Pillay ends by noting that one of the primary trends in this industry is that more organisations are going to be looking at security holistically with a ‘security now’ perspective, because taking a ‘security later’ approach is going to be an extremely costly approach in future.
Entitlement is entitlement
Garith Peck, regional security solutions lead at Oracle Africa adds his comments to the round table discussion.
Trust: When understanding trust in the IAM world, we first need to distinguish between identity and credentials. Trust in identity management begins with the authoritative source of truth. For internal use, cases that can be the company HR or contractor database. For a consumer use case, the authoritative source of truth can be CRM or a similar customer database. In a federated environment it can be multiple reputable organisations such as telcos, and in some countries, national identity providers.
Privilege management: Security frameworks mandate the practices of minimum privileges. Organisations should automate, review, attest and revoke those privileges when required. This must be done with continuous visibility and verification. Sensitive actions should be monitored and audited.
As far as integrating into the IoT world, we refer to IoT actors as non-carbon identities. This means that best practice and methodologies that organisations apply to human identities should be extended to IoT. Most of machine-to-machine interactions are based on web services and APIs. Having secure gateways for these web services and APIs is the recommended approach.
Single sign-on: SSO is not just a convenience, but also a security control that offsets storing credentials in a non-controlled manner. SSO has evolved from exchanging credentials to exchanging trusts. In 2017 it is a mature technology relying on open standards and federation and it should be applied to IoT by default.
Convergence: We do see convergence between physical and logical access and Oracle has already delivered such projects. For example, we worked with a financial services institution for this exact use case. They are using our Identity Governance Solution to assign and limit access to the floors and rooms in their buildings based on user roles and rights, the same way as they would for IT resources. Entitlement is entitlement regardless of physical or logical access.
Future developments: Our view at Oracle is that companies are losing the cyber war every year and it’s getting worse. Companies are relying too heavily on humans to protect their computer systems, which are under attack by highly sophisticated computer-generated threats. We have to re-prioritise and think about how we defend our systems, because if it’s our people versus their computers, we’re going to lose the war. It has to be our computers against theirs.

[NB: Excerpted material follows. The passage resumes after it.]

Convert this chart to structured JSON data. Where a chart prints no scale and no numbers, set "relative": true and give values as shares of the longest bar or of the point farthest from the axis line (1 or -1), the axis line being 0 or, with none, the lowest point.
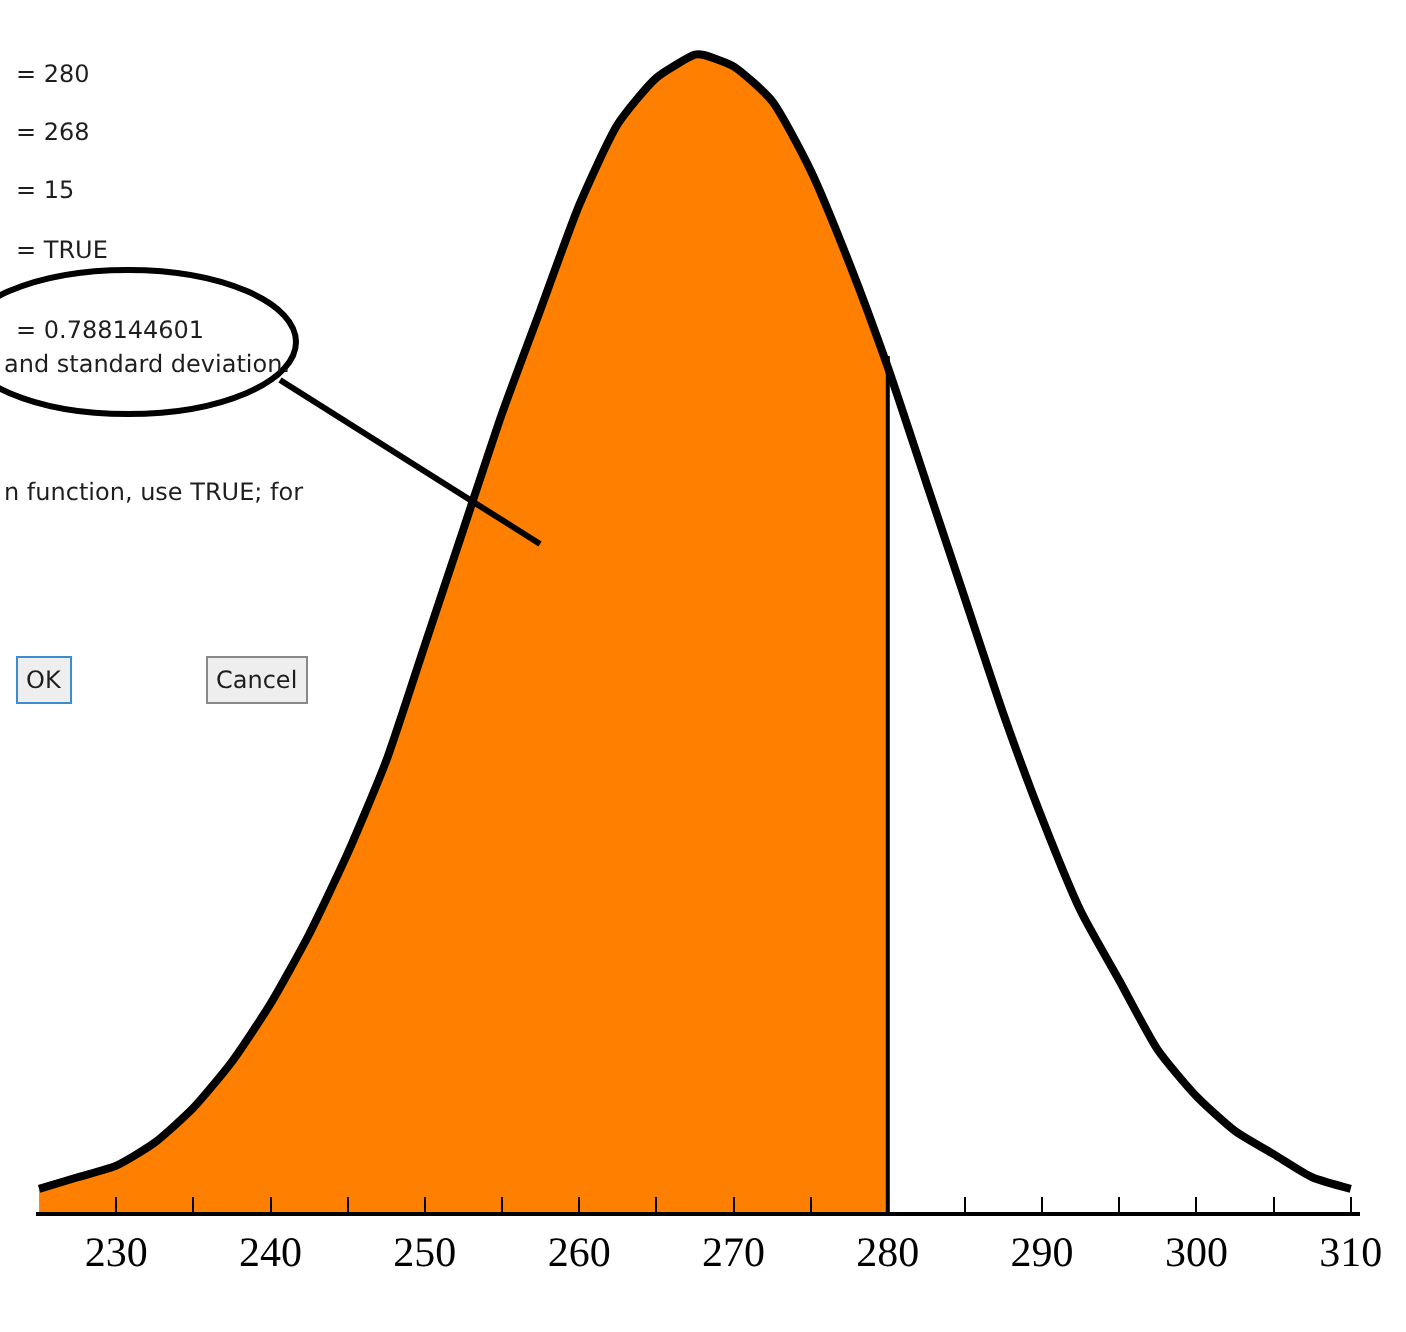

We have seen convergence of monitoring and audit functions with identity and access management. Historically, secure monitoring was IP or event based, with cloud computing and mobility this has changed and users are the final frontier.
Oracle has recognised this shift in the security landscape and in our customers’ needs. Not only do we need to protect our own cloud, but our customers are looking for modern techniques to help them provide consistent security controls across cloud and on-premise environments. A 2016 Right Scale study said enterprises plan to use an average of six cloud services to run their workloads. More than ever, coordinated security management is needed. These are some of the major developments we see in the market.
Hi-Tech Security Solutions thanks all our participants for their time and input.